Gray noted that his job as a spiritual advisor was “just to be there” and help give what Johnson needed. Sometimes that meant listening, sometimes that meant helping interpret Bible passages, and other times that meant talking about family. In the death chamber, Gray added, he knew Johnson was okay when Johnson said he kept his dignity — something particularly important to him as he knew the prosecutor was there watching — and he was ready to see his brother who died years earlier.
Bennett similarly shared about walking through biblical passages with McLaughlin. And the pastor noted the irony of spending this time ministering ahead of McLaughlin’s execution on the 10th day of Christmas (Jan. 3).
“It was all shrouded in Advent, this time where as Christian people we’re waiting for the birth of Jesus to come. Amber and I sat there in death and waiting for death to come,” she said. “I’m not looking forward to Advent this year.”
In addition to sharing their experiences, the four clergy also emphasized the importance of spiritual advisors being allowed to be present. Earlier this year, Missouri did not allow the Muslim spiritual advisor for Raheem Taylor in the death chamber — even after allowing Christian pastors Gray and Bennett in the preceding months. As reported at A Public Witness, the state gave inaccurate reasons for the denial and even executed Taylor while he still had an outstanding appeal on the matter.
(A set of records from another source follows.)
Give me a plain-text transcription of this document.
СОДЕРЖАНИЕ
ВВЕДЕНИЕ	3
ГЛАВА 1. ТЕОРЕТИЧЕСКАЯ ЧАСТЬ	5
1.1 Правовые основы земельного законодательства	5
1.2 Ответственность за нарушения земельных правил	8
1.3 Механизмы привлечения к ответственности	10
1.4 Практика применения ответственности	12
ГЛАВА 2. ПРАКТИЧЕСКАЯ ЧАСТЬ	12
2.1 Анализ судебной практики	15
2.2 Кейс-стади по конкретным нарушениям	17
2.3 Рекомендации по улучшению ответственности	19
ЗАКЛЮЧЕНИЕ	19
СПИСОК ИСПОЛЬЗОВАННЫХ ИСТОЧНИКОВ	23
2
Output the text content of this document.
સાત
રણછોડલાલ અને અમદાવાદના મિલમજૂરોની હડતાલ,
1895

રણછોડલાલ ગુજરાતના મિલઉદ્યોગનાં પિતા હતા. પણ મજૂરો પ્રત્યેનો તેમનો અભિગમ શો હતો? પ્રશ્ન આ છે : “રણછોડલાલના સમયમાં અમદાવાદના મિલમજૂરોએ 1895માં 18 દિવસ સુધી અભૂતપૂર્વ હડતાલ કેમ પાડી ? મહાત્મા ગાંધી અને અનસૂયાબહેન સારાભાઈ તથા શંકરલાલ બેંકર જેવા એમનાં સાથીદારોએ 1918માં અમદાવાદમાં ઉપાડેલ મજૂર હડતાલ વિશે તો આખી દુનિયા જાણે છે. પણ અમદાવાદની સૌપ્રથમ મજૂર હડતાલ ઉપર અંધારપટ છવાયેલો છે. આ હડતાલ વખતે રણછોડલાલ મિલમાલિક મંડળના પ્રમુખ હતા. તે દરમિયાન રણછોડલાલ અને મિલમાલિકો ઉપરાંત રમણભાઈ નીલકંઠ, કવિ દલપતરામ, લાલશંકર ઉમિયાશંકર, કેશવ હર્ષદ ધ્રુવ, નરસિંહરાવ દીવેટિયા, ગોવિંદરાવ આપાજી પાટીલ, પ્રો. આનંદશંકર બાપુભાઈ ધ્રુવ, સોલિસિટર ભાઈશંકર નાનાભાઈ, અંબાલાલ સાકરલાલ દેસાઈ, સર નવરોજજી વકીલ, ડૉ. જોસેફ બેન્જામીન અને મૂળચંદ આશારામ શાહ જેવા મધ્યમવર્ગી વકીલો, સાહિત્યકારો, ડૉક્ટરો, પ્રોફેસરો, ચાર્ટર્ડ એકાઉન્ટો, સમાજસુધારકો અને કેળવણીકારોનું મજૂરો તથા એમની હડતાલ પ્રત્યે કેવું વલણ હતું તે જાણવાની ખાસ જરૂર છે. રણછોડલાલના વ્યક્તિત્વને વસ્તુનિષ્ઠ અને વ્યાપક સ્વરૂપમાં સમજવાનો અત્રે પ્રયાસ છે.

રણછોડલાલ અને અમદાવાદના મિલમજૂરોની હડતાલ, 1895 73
MADP Co-Director Michelle Smith said during Saturday’s panel that the fact Taylor died alone “haunts me.”
Hood recounted efforts by Oklahoma to block him from being in the death chamber. But the state ultimately allowed him in after the filing of litigation that threatened to delay the execution.
“We really pushed back against the state of Oklahoma,” he said. “You still have religious freedom in the death chamber. Religious freedom extends to that moment.”